Wilson, who appeared on ESPN’s College Football Playoff Show on Tuesday night, told local reporters that he is using all the hype and accolades coming his way as a confidence-builder going into each week. The No. 11-ranked Cougars (6-0) host 2-4 Western Kentucky on Saturday night at LaVell Edwards Stadium (8:15 p.m,. MDT, ESPN)

“You really don’t read into it too much because it comes as fast as it goes, right? We have seen that before. They will love you one week and they will hate you the next,” Wilson said. “We are grateful for where we are as a team, Everyone has contributed and everyone has bought in.”

Wilson also deflected the Heisman talk to his teammates, saying it is a “team award” and wouldn’t be happening if the Cougars weren’t undefeated and in the national rankings.

“It is a dream (to be considered),” he said. “It is a blessing, for sure. But I always tell the guys on the team this when they bring it up: It is really a team award. No one is winning the Heisman if you are losing games.”

He said he couldn’t be rated as one of the top quarterbacks in the country right now if the offensive line wasn’t giving him great protection.

“I mean, shoot, I haven’t been hit all year,” he said.

He said receivers such as his roommates Dax Milne and Brayden Cosper and Gunner Romney are having sensational seasons as well. He even credited BYU’s defense, ranked No. 13 in the country in fewest yards allowed.

“If I don’t have that time in the pocket, if I don’t have receivers going up and high-pointing balls, coming down with it, or defense making a stop after I fumble a snap on the 10 yard line, if I don’t have a defense that stops them on the 10, I wouldn’t be in that conversation,” he said, referring to his mishandled snap during BYU’s 52-14 win over Texas State last Saturday.

“So I tell these guys all the time that it is really a reflection of our season so far as a team. I think we have that confidence and swagger, so really it is great to be a part of it, because it is a team award,” he continued.

Wilson is listed in the top five in most Heisman preseason lists, usually behind Lawrence, Alabama quarterback Mac Jones and Ohio State quarterback Justin Fields. Alabama receiver Jaylen Waddle, another early Heisman candidate, sustained a season-ending ankle injury while returning the opening kickoff against Tennessee last week and is out of the running.

Wilson said he knows the talk comes and goes with each game, and he declined to compare himself to the other quarterbacks in the running.

“I focus on myself and things I can improve on,” he said. “The others are great players. … But I try not to compare myself to other people.”

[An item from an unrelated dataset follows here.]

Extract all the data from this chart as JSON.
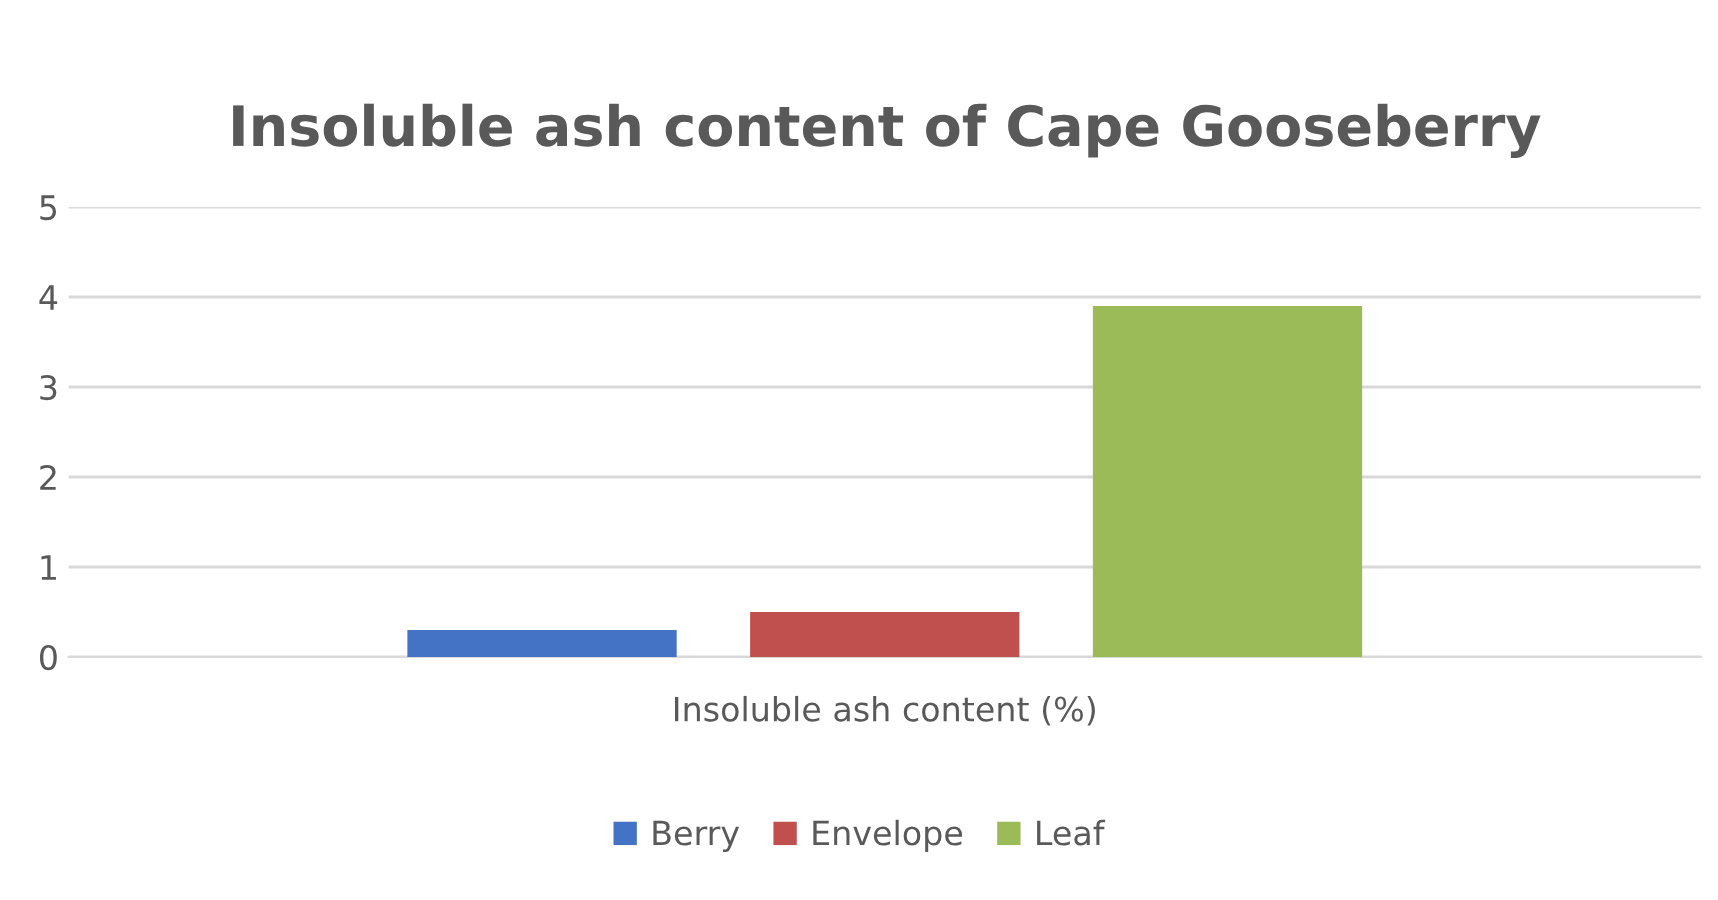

Wilson is currently second in the country in passing yards (1,928), third in yards per attempt (11.98) and fourth in passing efficiency (210.4). He said yards per attempt is one of the statistics he’s most pleased with because it shows the Cougars have the ability to “land big shots” this year and have a high completion percentage doing it.

“Again, that’s not me,” he said. “Our receivers and tight ends are catching everything.”

Wilson has attempted 157 straight passes without an interception, the second-longest streak in BYU history. Only Charlie Peterson (164 passes) had a longer streak.

“It has been super enjoyable,” Wilson said of the Cougars’ start and his own success. “Our connection on the team is better than it has ever been.”